What’s more, you’ll be able to drop your real components into the simulated environment, and see how they really handle the situations you cook up. You can even use these harnesses as an integration test framework at the intermediate level (i.e. larger than classes, smaller than the whole app).
Your simulated components should use the same interfaces to the filesystem and each other that the real code will use, and the same frameworks or libraries. But they shouldn’t do any real work. E.g if you’ve got a component that should read a JSON stream from the network, break it into objects, do around 10ms of work on each object and post a notification after each one is finished, you can write a simulation to do that using the JSON library you plan on deploying, the sleep() function and NSNotificationCenter. Then you can play around with its innards, trying out operation queues, dispatch queues, caching and other techniques to see how the system responds.

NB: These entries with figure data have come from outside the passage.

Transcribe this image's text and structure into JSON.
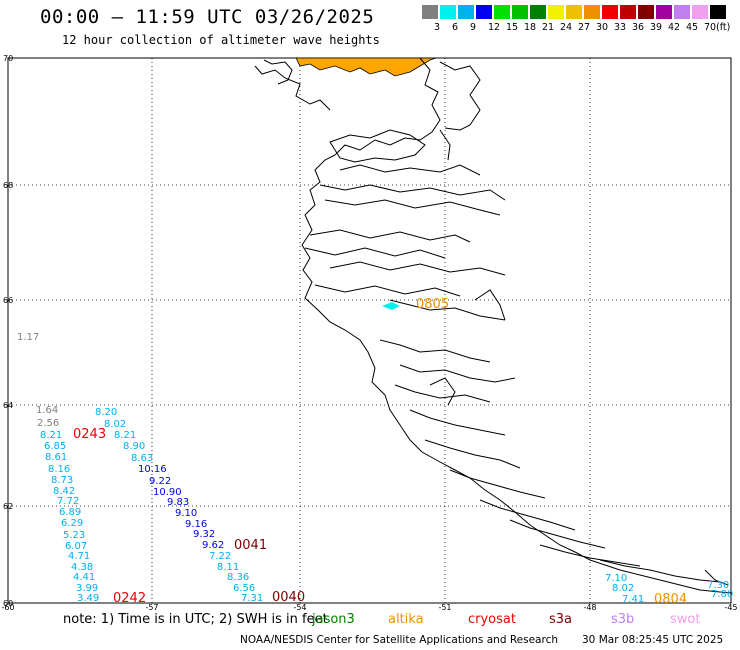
{
  "header": {
    "title": "00:00 – 11:59 UTC 03/26/2025",
    "subtitle": "12 hour collection of altimeter wave heights"
  },
  "colorbar": {
    "colors": [
      "#808080",
      "#00f0f0",
      "#00b0f0",
      "#0000f0",
      "#00e000",
      "#00c000",
      "#008000",
      "#f0f000",
      "#f0c000",
      "#f09000",
      "#f00000",
      "#c00000",
      "#800000",
      "#a000a0",
      "#c080f0",
      "#f0a0f0",
      "#000000"
    ],
    "labels": [
      "3",
      "6",
      "9",
      "12",
      "15",
      "18",
      "21",
      "24",
      "27",
      "30",
      "33",
      "36",
      "39",
      "42",
      "45",
      "70",
      "(ft)"
    ]
  },
  "axes": {
    "lat_labels": [
      "70",
      "68",
      "66",
      "64",
      "62",
      "60"
    ],
    "lon_labels": [
      "-60",
      "-57",
      "-54",
      "-51",
      "-48",
      "-45"
    ]
  },
  "observations": [
    {
      "text": "1.17",
      "color": "#808080"
    },
    {
      "text": "1.64",
      "color": "#808080"
    },
    {
      "text": "2.56",
      "color": "#808080"
    },
    {
      "text": "8.21",
      "color": "#00b0f0"
    },
    {
      "text": "6.85",
      "color": "#00b0f0"
    },
    {
      "text": "8.61",
      "color": "#00b0f0"
    },
    {
      "text": "8.16",
      "color": "#00b0f0"
    },
    {
      "text": "8.73",
      "color": "#00b0f0"
    },
    {
      "text": "8.42",
      "color": "#00b0f0"
    },
    {
      "text": "7.72",
      "color": "#00b0f0"
    },
    {
      "text": "6.89",
      "color": "#00b0f0"
    },
    {
      "text": "6.29",
      "color": "#00b0f0"
    },
    {
      "text": "5.23",
      "color": "#00b0f0"
    },
    {
      "text": "6.07",
      "color": "#00b0f0"
    },
    {
      "text": "4.71",
      "color": "#00b0f0"
    },
    {
      "text": "4.38",
      "color": "#00b0f0"
    },
    {
      "text": "4.41",
      "color": "#00b0f0"
    },
    {
      "text": "3.99",
      "color": "#00b0f0"
    },
    {
      "text": "3.49",
      "color": "#00b0f0"
    },
    {
      "text": "8.20",
      "color": "#00b0f0"
    },
    {
      "text": "8.02",
      "color": "#00b0f0"
    },
    {
      "text": "8.21",
      "color": "#00b0f0"
    },
    {
      "text": "8.90",
      "color": "#00b0f0"
    },
    {
      "text": "8.63",
      "color": "#00b0f0"
    },
    {
      "text": "10.16",
      "color": "#0000f0"
    },
    {
      "text": "9.22",
      "color": "#0000f0"
    },
    {
      "text": "10.90",
      "color": "#0000f0"
    },
    {
      "text": "9.83",
      "color": "#0000f0"
    },
    {
      "text": "9.10",
      "color": "#0000f0"
    },
    {
      "text": "9.16",
      "color": "#0000f0"
    },
    {
      "text": "9.32",
      "color": "#0000f0"
    },
    {
      "text": "9.62",
      "color": "#0000f0"
    },
    {
      "text": "7.22",
      "color": "#00b0f0"
    },
    {
      "text": "8.11",
      "color": "#00b0f0"
    },
    {
      "text": "8.36",
      "color": "#00b0f0"
    },
    {
      "text": "6.56",
      "color": "#00b0f0"
    },
    {
      "text": "7.31",
      "color": "#00b0f0"
    },
    {
      "text": "7.10",
      "color": "#00b0f0"
    },
    {
      "text": "8.02",
      "color": "#00b0f0"
    },
    {
      "text": "7.41",
      "color": "#00b0f0"
    },
    {
      "text": "7.30",
      "color": "#00b0f0"
    },
    {
      "text": "7.80",
      "color": "#00b0f0"
    }
  ],
  "pass_times": [
    {
      "text": "0243",
      "color": "#f00000"
    },
    {
      "text": "0041",
      "color": "#800000"
    },
    {
      "text": "0242",
      "color": "#f00000"
    },
    {
      "text": "0040",
      "color": "#800000"
    },
    {
      "text": "0805",
      "color": "#f09000"
    },
    {
      "text": "0804",
      "color": "#f09000"
    }
  ],
  "note": {
    "text": "note:  1) Time is in UTC; 2) SWH is in feet",
    "satellites": [
      {
        "name": "jason3",
        "color": "#008000"
      },
      {
        "name": "altika",
        "color": "#f09000"
      },
      {
        "name": "cryosat",
        "color": "#f00000"
      },
      {
        "name": "s3a",
        "color": "#800000"
      },
      {
        "name": "s3b",
        "color": "#c080f0"
      },
      {
        "name": "swot",
        "color": "#f0a0f0"
      }
    ]
  },
  "footer": {
    "credit": "NOAA/NESDIS Center for Satellite Applications and Research",
    "timestamp": "30 Mar 08:25:45 UTC 2025"
  },
  "colors": {
    "ice": "#ffa500",
    "coast": "#000000",
    "grid": "#000000"
  }
}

Performance isn’t all about threads
Yes, Apple has a good concurrency programming guide. Yes, dispatch queues are new and cool. But no, not everything is sped up by addition of threads. I’m not going to do the usual meaningless micrometrics of adding ten million objects to a set, because no-one ever does that in real code.
The point is that doing stuff in the background is great for exactly one thing: getting that stuff off of the UI thread. For any other putative benefits, you need to measure. Perhaps threading will speed it up. Perhaps there aren’t any good concurrent algorithms. Perhaps the scheduling overhead will get in the way.
And of course you need to measure performance in an approximation to the customer’s environment. Your 12-core Mac Pro probably runs your multithreaded code in a different way than your user’s MacBook Air (especially if the Pro has a spinning disk). And the iPad is nothing like the simulator, of course.
Speed, memory, work: choose any two
You can make it faster and use less RAM by not doing as much. You can make it faster and do the same amount of work by caching. You can use less RAM and do the same amount of work by reducing the working set. Only very broken code can gain advances in speed and memory use while not changing the outcome.
Measure early and measure often
As I said at the top, there’s no point baking the app and then sprinkling with performance fairy dust at the end. You need to know what you’re aiming for, whether it’s achievable, and how it’s going throughout development.
You must have some idea of what constitutes acceptable performance, so devise tests that discover whether the app is meeting those performance requirements. Run these tests periodically throughout development. If you find that a recent change slowed things down, or caused too much memory to be used, now is a good time to fix that. This is where that simulation comes in useful, so you can get an idea about the system’s overall performance even before you’ve written it all.